Cloudflare Workers AI (Cloudflare only)

For applications built with --target cloudflare, Flue provides the cloudflare/... provider ID for running model calls through a Workers AI binding. This path uses the binding attached to your Worker rather than URL-backed provider credentials.

Everything after cloudflare/ is passed as the model ID to env.AI.run(...). Use Workers AI model IDs such as @cf/moonshotai/kimi-k2.6, or a binding-supported AI Gateway model ID such as openai/gpt-5.5 when your Worker should reach that model through Cloudflare’s binding and gateway path. Use openai/gpt-5.5 without the cloudflare/ prefix only when you intend to use Flue’s direct OpenAI provider and its credentials.

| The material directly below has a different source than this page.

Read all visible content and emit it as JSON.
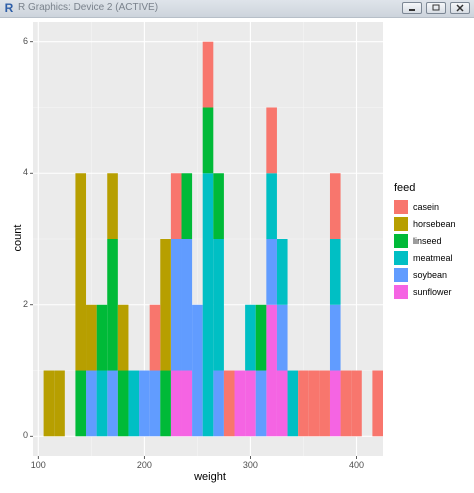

import { defineAgent } from '@flue/runtime';

export default defineAgent(() => ({
  model: 'cloudflare/@cf/moonshotai/kimi-k2.6',
}));

Declare an AI binding in your project’s Wrangler configuration:

{
  "$schema": "./node_modules/wrangler/config-schema.json",
  "ai": {
    "binding": "AI",
  },
}

A cloudflare/... model call does not need an API key in your application environment. Authorization and billing follow the Worker account associated with the binding, including the Workers AI pricing and daily free allocation.

Advanced: Customize AI Gateway behavior

By default, Flue routes cloudflare/... binding calls through Cloudflare AI Gateway with gateway ID default. To choose a named gateway, set cache or logging options, or bypass the gateway option, register the cloudflare provider ID yourself in src/app.ts:

import { env } from 'cloudflare:workers';
import { registerProvider } from '@flue/runtime';
import { flue } from '@flue/runtime/routing';
import { Hono } from 'hono';

registerProvider('cloudflare', {
  api: 'cloudflare-ai-binding',
  binding: env.AI,
  gateway: {
    id: 'production-agent-traffic',
    cacheTtl: 300,
    metadata: { application: 'support' },
    collectLog: true,
  },
});

const app = new Hono();
app.route('/', flue());

export default app;

Set gateway: false in that registration when you do not want Flue to pass a gateway option. See Cloudflare’s Workers bindings documentation for gateway behavior and supported options.